10 Signs You’re A Senior Citizen Trapped In A Young Person’s Body

With Microsoft’s new age detector, it was no surprise that you were the only one out of your friends to land the 63-year-old prediction. You’re an old soul caged up in a 20 year-old’s body and choose to appreciate the simpler things in life. Whether it’s the polaroid camera strapped around your neck or your extensive tea cup collection, you might not always fit in with your ‘bar-star’ friends. But hey! All those teenyboppers are going to be just like you one day. Here’s 10 times you proved your old age regardless of your appearance:

1. You still have cable, not Netflix. You feel no shame in catching the 6:00 news while cooking dinner and are boycotting Netflix until they add I Love Lucy to the mix.

2. John Travolta, Paul McCartney, or Tom Cruise would be your #mcm…if you knew what that stood for.

3. You like your lights, coffee, and chocolate all the same…DARK. You turn down the lights for economic rather than romantic purposes. Mood lighting? More like a student who CANNOT afford another crazy utility bill. I’ll take a black coffee and some semi sweet dark chocolate in my rocking chair please.

4. Knitting is a legitimate skill you’ve contemplated changing your major to. 

5. People get mad at you for not using Emojis when you text. You’re definitely technologically impaired. You live by the ‘if it’s not broken, don’t fix it’ philosophy and you are perfectly content with your Samsung Razor flip phone thank you very much.

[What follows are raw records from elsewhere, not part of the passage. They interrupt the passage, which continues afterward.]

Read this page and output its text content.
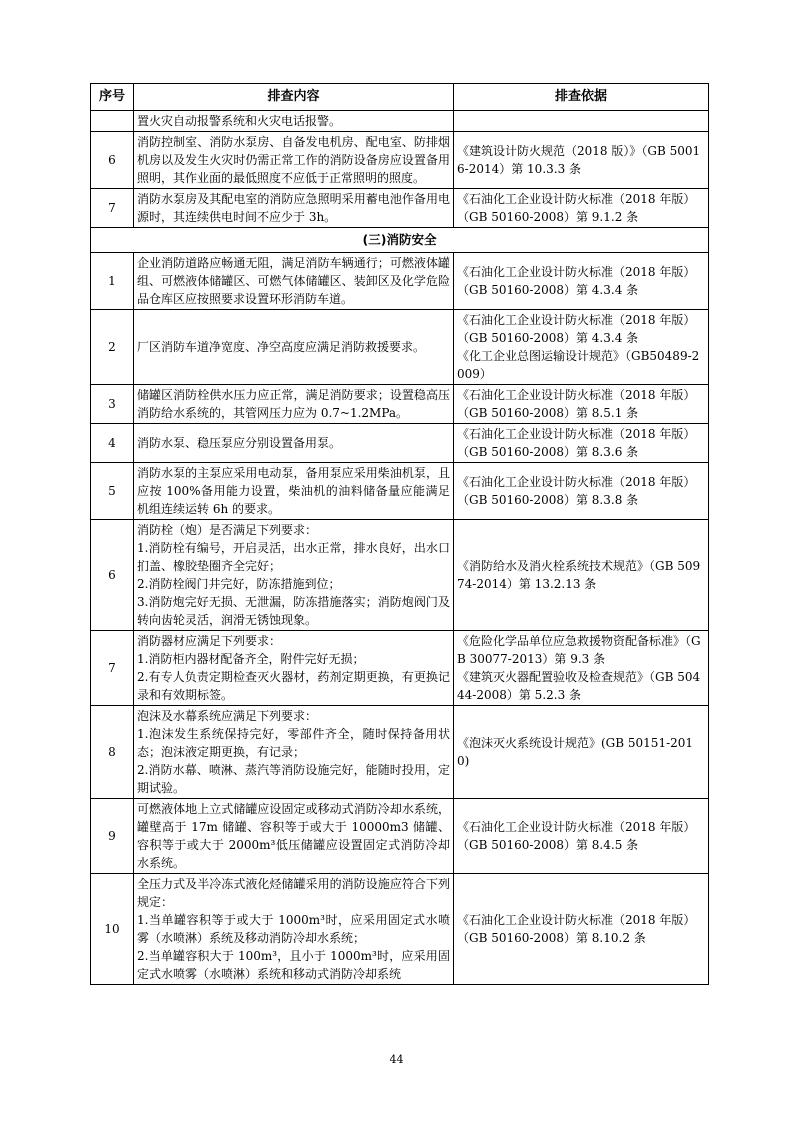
序号	排查内容	排查依据

	置火灾自动报警系统和火灾电话报警。	

6	消防控制室、消防水泵房、自备发电机房、配电室、防排烟机房以及发生火灾时仍需正常工作的消防设备房应设置备用照明，其作业面的最低照度不应低于正常照明的照度。	《建筑设计防火规范（2018 版）》（GB 50016-2014）第 10.3.3 条

7	消防水泵房及其配电室的消防应急照明采用蓄电池作备用电源时，其连续供电时间不应少于 3h。	《石油化工企业设计防火标准（2018 年版）（GB 50160-2008）第 9.1.2 条

(三)消防安全		
1	企业消防道路应畅通无阻，满足消防车辆通行；可燃液体罐组、可燃液体储罐区、可燃气体储罐区、装卸区及化学危险品仓库区应按照要求设置环形消防车道。	《石油化工企业设计防火标准（2018 年版）（GB 50160-2008）第 4.3.4 条

2	厂区消防车道净宽度、净空高度应满足消防救援要求。	《石油化工企业设计防火标准（2018 年版）（GB 50160-2008）第 4.3.4 条
《化工企业总图运输设计规范》（GB50489-2009）

3	储罐区消防栓供水压力应正常，满足消防要求；设置稳高压消防给水系统的，其管网压力应为 0.7~1.2MPa。	《石油化工企业设计防火标准（2018 年版）（GB 50160-2008）第 8.5.1 条

4	消防水泵、稳压泵应分别设置备用泵。	《石油化工企业设计防火标准（2018 年版）（GB 50160-2008）第 8.3.6 条

5	消防水泵的主泵应采用电动泵，备用泵应采用柴油机泵，且应按 100%备用能力设置，柴油机的油料储备量应能满足机组连续运转 6h 的要求。	《石油化工企业设计防火标准（2018 年版）（GB 50160-2008）第 8.3.8 条

6	消防栓（炮）是否满足下列要求：
1.消防栓有编号，开启灵活，出水正常，排水良好，出水口扪盖、橡胶垫圈齐全完好；
2.消防栓阀门井完好，防冻措施到位；
3.消防炮完好无损、无泄漏，防冻措施落实；消防炮阀门及转向齿轮灵活，润滑无锈蚀现象。	《消防给水及消火栓系统技术规范》（GB 50974-2014）第 13.2.13 条

7	消防器材应满足下列要求：
1.消防柜内器材配备齐全，附件完好无损；
2.有专人负责定期检查灭火器材，药剂定期更换，有更换记录和有效期标签。	《危险化学品单位应急救援物资配备标准》（GB 30077-2013）第 9.3 条
《建筑灭火器配置验收及检查规范》（GB 50444-2008）第 5.2.3 条

8	泡沫及水幕系统应满足下列要求：
1.泡沫发生系统保持完好，零部件齐全，随时保持备用状态；泡沫液定期更换，有记录；
2.消防水幕、喷淋、蒸汽等消防设施完好，能随时投用，定期试验。	《泡沫灭火系统设计规范》(GB 50151-2010)

9	可燃液体地上立式储罐应设固定或移动式消防冷却水系统，罐壁高于 17m 储罐、容积等于或大于 10000m3 储罐、容积等于或大于 2000m³低压储罐应设置固定式消防冷却水系统。	《石油化工企业设计防火标准（2018 年版）（GB 50160-2008）第 8.4.5 条

10	全压力式及半冷冻式液化烃储罐采用的消防设施应符合下列规定：
1.当单罐容积等于或大于 1000m³时，应采用固定式水喷雾（水喷淋）系统及移动消防冷却水系统；
2.当单罐容积大于 100m³，且小于 1000m³时，应采用固定式水喷雾（水喷淋）系统和移动式消防冷却系统	《石油化工企业设计防火标准（2018 年版）（GB 50160-2008）第 8.10.2 条
44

6. You and your college roommates are the real golden girls. It should be against the law to let a group of crazy girls like you share an apartment.

7. Your closet is full of knit oversized sweaters. It’s like the grandma sweater trend was invented for you personally, and Value Village – or as you like to call it “the VV Boutique,” is home to all your comfortable fashion needs.

8. You couldn’t recognize a Top 30 music chart since the 90s and think Justin Bieber is a little punk who needs to learn some respect.

9. You take no shame in being in bed by 9:30 on a Saturday. 

10. You just feel old! Whether it’s the cringed look on your face every time you see an 8-year-old with an iPad or the pains in your back when you wake up, you genuinely feel like you’ve passed your time of Thirsty Thursdays and keg stands. Bring on retirement and an abundance of cats.